St. Ingbert: “Angebot der Deutschen Bahn nicht hinnehmbar!”

Streit in St. Ingbert: Es geht um die Bahnbrücke in der Au, über deren Sanierung Verwaltung und Bahn seit Monaten streiten.

Jetzt meldet sich die Stadtverwaltung mit einer Bestandsaufnahme: “Seit Monaten ist die Bahnbrücke in der Au gesperrt. Viele Spaziergänger und Radfahrer ärgern sich, dass die Öffnung noch nicht erfolgt ist“, heißt es aus der Verwaltung.

Es geht um die Sanierung der Brücke. Nach Angaben der Stadtverwaltung liegen Gutachten und Schadensbild vor: “Die Widerlager der Brücke müssen saniert werden. Die Sanierung und die Übernahme der Kosten hat die Deutsche Bahn zugesichert“.

Außerdem liegt der Verwaltung ein Angebot vor, die Brücke in städtisches Eigentum zu überführen. “Die Bahn wird lediglich eine 3-jährige Garantie sichern.
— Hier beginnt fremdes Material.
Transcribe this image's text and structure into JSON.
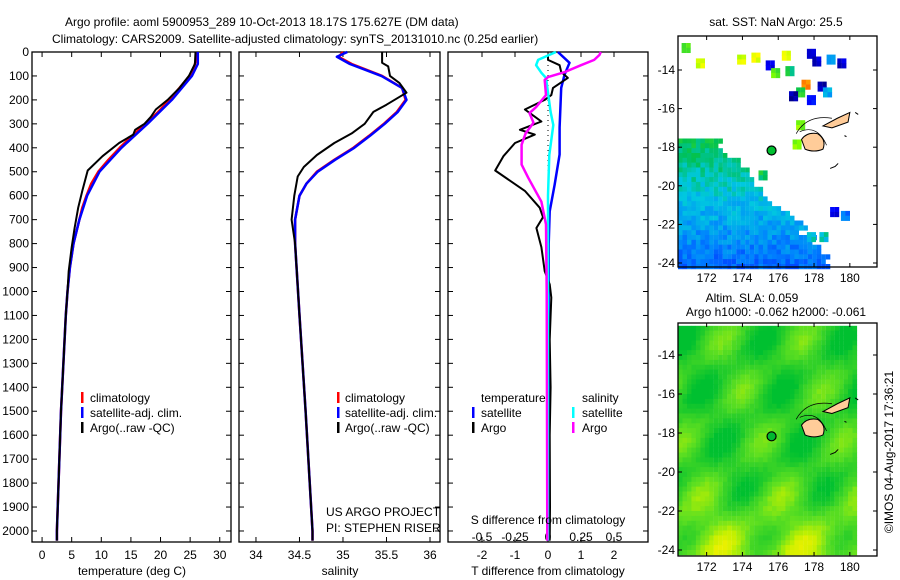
{
  "title_line1": "Argo profile: aoml 5900953_289 10-Oct-2013 18.17S 175.627E (DM data)",
  "title_line2": "Climatology: CARS2009. Satellite-adjusted climatology: synTS_20131010.nc (0.25d earlier)",
  "credit": "©IMOS 04-Aug-2017 17:36:21",
  "colors": {
    "climatology": "#ff0000",
    "satellite": "#0000ff",
    "argo": "#000000",
    "sal_satellite": "#00ffff",
    "sal_argo": "#ff00ff",
    "land": "#ffcc99"
  },
  "chart_data": [
    {
      "id": "temperature",
      "type": "line",
      "xlabel": "temperature (deg C)",
      "xlim": [
        -1.7,
        31.9
      ],
      "ylim": [
        0,
        2046
      ],
      "xticks": [
        0,
        5,
        10,
        15,
        20,
        25,
        30
      ],
      "yticks": [
        0,
        100,
        200,
        300,
        400,
        500,
        600,
        700,
        800,
        900,
        1000,
        1100,
        1200,
        1300,
        1400,
        1500,
        1600,
        1700,
        1800,
        1900,
        2000
      ],
      "legend": [
        "climatology",
        "satellite-adj. clim.",
        "Argo(..raw -QC)"
      ],
      "series": [
        {
          "name": "climatology",
          "color": "#ff0000",
          "points": [
            [
              0,
              26.0
            ],
            [
              30,
              26.0
            ],
            [
              60,
              25.7
            ],
            [
              100,
              24.9
            ],
            [
              150,
              23.2
            ],
            [
              200,
              21.5
            ],
            [
              250,
              19.6
            ],
            [
              300,
              17.5
            ],
            [
              350,
              15.2
            ],
            [
              400,
              13.1
            ],
            [
              450,
              11.2
            ],
            [
              500,
              9.5
            ],
            [
              550,
              8.3
            ],
            [
              600,
              7.5
            ],
            [
              650,
              6.8
            ],
            [
              700,
              6.3
            ],
            [
              800,
              5.3
            ],
            [
              900,
              4.7
            ],
            [
              1000,
              4.3
            ],
            [
              1100,
              4.0
            ],
            [
              1500,
              3.2
            ],
            [
              2000,
              2.5
            ],
            [
              2040,
              2.5
            ]
          ]
        },
        {
          "name": "satellite-adj. clim.",
          "color": "#0000ff",
          "points": [
            [
              0,
              26.3
            ],
            [
              50,
              26.3
            ],
            [
              100,
              25.3
            ],
            [
              200,
              21.9
            ],
            [
              300,
              17.8
            ],
            [
              400,
              13.4
            ],
            [
              500,
              9.7
            ],
            [
              600,
              7.6
            ],
            [
              700,
              6.3
            ],
            [
              800,
              5.3
            ],
            [
              900,
              4.7
            ],
            [
              1000,
              4.3
            ],
            [
              1100,
              4.0
            ],
            [
              1500,
              3.2
            ],
            [
              2000,
              2.5
            ],
            [
              2040,
              2.5
            ]
          ]
        },
        {
          "name": "Argo(..raw -QC)",
          "color": "#000000",
          "points": [
            [
              0,
              25.9
            ],
            [
              50,
              25.8
            ],
            [
              100,
              24.8
            ],
            [
              150,
              23.2
            ],
            [
              200,
              21.2
            ],
            [
              240,
              19.2
            ],
            [
              270,
              18.4
            ],
            [
              300,
              17.3
            ],
            [
              325,
              15.7
            ],
            [
              345,
              15.4
            ],
            [
              380,
              13.0
            ],
            [
              435,
              10.2
            ],
            [
              495,
              7.7
            ],
            [
              580,
              6.8
            ],
            [
              650,
              6.1
            ],
            [
              735,
              5.5
            ],
            [
              815,
              5.0
            ],
            [
              915,
              4.5
            ],
            [
              1000,
              4.3
            ],
            [
              1100,
              4.0
            ],
            [
              1500,
              3.2
            ],
            [
              2000,
              2.5
            ],
            [
              2040,
              2.5
            ]
          ]
        }
      ]
    },
    {
      "id": "salinity",
      "type": "line",
      "xlabel": "salinity",
      "xlim": [
        33.805,
        36.115
      ],
      "ylim": [
        0,
        2046
      ],
      "xticks": [
        34,
        34.5,
        35,
        35.5,
        36
      ],
      "xticklabels": [
        "34",
        "34.5",
        "35",
        "35.5",
        "36"
      ],
      "legend": [
        "climatology",
        "satellite-adj. clim.",
        "Argo(..raw -QC)"
      ],
      "annotations": [
        "US ARGO PROJECT",
        "PI: STEPHEN RISER"
      ],
      "series": [
        {
          "name": "climatology",
          "color": "#ff0000",
          "points": [
            [
              0,
              35.0
            ],
            [
              20,
              34.95
            ],
            [
              50,
              35.1
            ],
            [
              100,
              35.45
            ],
            [
              150,
              35.68
            ],
            [
              200,
              35.72
            ],
            [
              250,
              35.62
            ],
            [
              300,
              35.47
            ],
            [
              350,
              35.3
            ],
            [
              400,
              35.12
            ],
            [
              450,
              34.9
            ],
            [
              500,
              34.7
            ],
            [
              550,
              34.58
            ],
            [
              600,
              34.5
            ],
            [
              700,
              34.45
            ],
            [
              800,
              34.45
            ],
            [
              1100,
              34.5
            ],
            [
              1500,
              34.57
            ],
            [
              2000,
              34.65
            ],
            [
              2040,
              34.65
            ]
          ]
        },
        {
          "name": "satellite-adj. clim.",
          "color": "#0000ff",
          "points": [
            [
              0,
              35.05
            ],
            [
              20,
              34.93
            ],
            [
              50,
              35.08
            ],
            [
              100,
              35.44
            ],
            [
              150,
              35.68
            ],
            [
              200,
              35.73
            ],
            [
              250,
              35.63
            ],
            [
              300,
              35.48
            ],
            [
              350,
              35.31
            ],
            [
              400,
              35.13
            ],
            [
              450,
              34.91
            ],
            [
              500,
              34.71
            ],
            [
              550,
              34.58
            ],
            [
              600,
              34.5
            ],
            [
              700,
              34.45
            ],
            [
              800,
              34.45
            ],
            [
              1100,
              34.5
            ],
            [
              1500,
              34.57
            ],
            [
              2000,
              34.65
            ],
            [
              2040,
              34.65
            ]
          ]
        },
        {
          "name": "Argo(..raw -QC)",
          "color": "#000000",
          "points": [
            [
              0,
              35.45
            ],
            [
              45,
              35.45
            ],
            [
              60,
              35.52
            ],
            [
              100,
              35.54
            ],
            [
              130,
              35.65
            ],
            [
              170,
              35.73
            ],
            [
              220,
              35.5
            ],
            [
              250,
              35.35
            ],
            [
              300,
              35.25
            ],
            [
              340,
              35.1
            ],
            [
              380,
              34.9
            ],
            [
              430,
              34.7
            ],
            [
              480,
              34.55
            ],
            [
              520,
              34.48
            ],
            [
              600,
              34.44
            ],
            [
              700,
              34.41
            ],
            [
              800,
              34.45
            ],
            [
              1100,
              34.5
            ],
            [
              1500,
              34.57
            ],
            [
              2000,
              34.65
            ],
            [
              2040,
              34.65
            ]
          ]
        }
      ]
    },
    {
      "id": "difference",
      "type": "line",
      "xlabel": "T difference from climatology",
      "xlabel2": "S difference from climatology",
      "xlim": [
        -3.03,
        3.03
      ],
      "ylim": [
        0,
        2046
      ],
      "xticks": [
        -2,
        -1,
        0,
        1,
        2
      ],
      "xticklabels": [
        "-2",
        "-1",
        "0",
        "1",
        "2"
      ],
      "sticks": [
        -0.5,
        -0.25,
        0,
        0.25,
        0.5
      ],
      "sticklabels": [
        "-0.5",
        "-0.25",
        "0",
        "0.25",
        "0.5"
      ],
      "legend_headers": [
        "temperature",
        "salinity"
      ],
      "legend": {
        "temperature": [
          "satellite",
          "Argo"
        ],
        "salinity": [
          "satellite",
          "Argo"
        ]
      },
      "series": [
        {
          "name": "T satellite",
          "color": "#0000ff",
          "unit": "T",
          "points": [
            [
              0,
              0.3
            ],
            [
              45,
              0.65
            ],
            [
              95,
              0.5
            ],
            [
              150,
              0.4
            ],
            [
              315,
              0.35
            ],
            [
              428,
              0.35
            ],
            [
              555,
              0.2
            ],
            [
              665,
              0.05
            ],
            [
              800,
              0.02
            ],
            [
              2040,
              0.02
            ]
          ]
        },
        {
          "name": "T Argo",
          "color": "#000000",
          "unit": "T",
          "points": [
            [
              10,
              0
            ],
            [
              33,
              0
            ],
            [
              55,
              0.35
            ],
            [
              83,
              0.4
            ],
            [
              108,
              0.6
            ],
            [
              150,
              0.15
            ],
            [
              180,
              0.1
            ],
            [
              200,
              -0.1
            ],
            [
              240,
              -0.7
            ],
            [
              270,
              -0.4
            ],
            [
              290,
              -0.2
            ],
            [
              325,
              -0.85
            ],
            [
              345,
              -0.4
            ],
            [
              380,
              -1.0
            ],
            [
              435,
              -1.35
            ],
            [
              495,
              -1.6
            ],
            [
              580,
              -0.7
            ],
            [
              650,
              -0.25
            ],
            [
              690,
              -0.15
            ],
            [
              735,
              -0.35
            ],
            [
              815,
              -0.2
            ],
            [
              915,
              -0.1
            ],
            [
              970,
              0.05
            ],
            [
              1025,
              0.1
            ],
            [
              1200,
              0.05
            ],
            [
              1400,
              0.08
            ],
            [
              1600,
              0.05
            ],
            [
              1900,
              0.06
            ],
            [
              2040,
              0.05
            ]
          ]
        },
        {
          "name": "S satellite",
          "color": "#00ffff",
          "unit": "S",
          "points": [
            [
              0,
              0.06
            ],
            [
              33,
              -0.075
            ],
            [
              55,
              -0.09
            ],
            [
              87,
              -0.05
            ],
            [
              108,
              -0.015
            ],
            [
              250,
              0.02
            ],
            [
              305,
              0.04
            ],
            [
              430,
              0.01
            ],
            [
              600,
              0
            ],
            [
              2040,
              0
            ]
          ]
        },
        {
          "name": "S Argo",
          "color": "#ff00ff",
          "unit": "S",
          "points": [
            [
              0,
              0.4
            ],
            [
              12,
              0.39
            ],
            [
              33,
              0.35
            ],
            [
              55,
              0.25
            ],
            [
              83,
              0.13
            ],
            [
              105,
              0
            ],
            [
              117,
              -0.025
            ],
            [
              180,
              -0.015
            ],
            [
              230,
              -0.09
            ],
            [
              255,
              -0.14
            ],
            [
              295,
              -0.11
            ],
            [
              340,
              -0.17
            ],
            [
              387,
              -0.2
            ],
            [
              470,
              -0.2
            ],
            [
              525,
              -0.15
            ],
            [
              625,
              -0.05
            ],
            [
              720,
              -0.015
            ],
            [
              1000,
              -0.01
            ],
            [
              2040,
              -0.005
            ]
          ]
        }
      ]
    },
    {
      "id": "sst_map",
      "type": "heatmap",
      "title": "sat. SST: NaN Argo: 25.5",
      "lon_range": [
        170.4,
        181.1
      ],
      "lat_range_south": [
        12.2,
        24.2
      ],
      "xticks": [
        172,
        174,
        176,
        178,
        180
      ],
      "yticklabels": [
        "-14",
        "-16",
        "-18",
        "-20",
        "-22",
        "-24"
      ],
      "argo_position": {
        "lon": 175.627,
        "lat": -18.17
      }
    },
    {
      "id": "sla_map",
      "type": "heatmap",
      "title": "Altim. SLA: 0.059",
      "subtitle": "Argo h1000: -0.062 h2000: -0.061",
      "lon_range": [
        170.4,
        181.1
      ],
      "lat_range_south": [
        12.4,
        24.3
      ],
      "xticks": [
        172,
        174,
        176,
        178,
        180
      ],
      "yticklabels": [
        "-14",
        "-16",
        "-18",
        "-20",
        "-22",
        "-24"
      ],
      "argo_position": {
        "lon": 175.627,
        "lat": -18.17
      }
    }
  ]
}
Für die Stadtverwaltung ist dieses Angebot nicht hinnehmbar” heißt es aus der Verwaltung.

Hier geht es um die dauerhafte Standsicherheit der Brücke: “Wie dauerhaft die Brücke standsicher bleibt, will niemand beurteilen. Käme es nach den 3 Jahren zu Brückenschäden, müsste die Stadt nach der Übernahme die Kosten für den Brückenabriss und die Sperrung der ICE-Strecke übernehmen. In der Folge könnten 6-stellige Folgekosten auf St. Ingbert zukommen. Aufgrund dieser Voraussetzungen kann die Stadtverwaltung die Brücke aktuell nicht übernehmen“.

Am Ende soll dennoch eine langfristige Lösung zum Wohle St. Ingberts ausgehandelt werden, heißt es aus der Verwaltung abschließend. Wann die Sanierung der Brücke beginnen soll, teilte die Stadtverwaltung St. Ingberts nicht mit.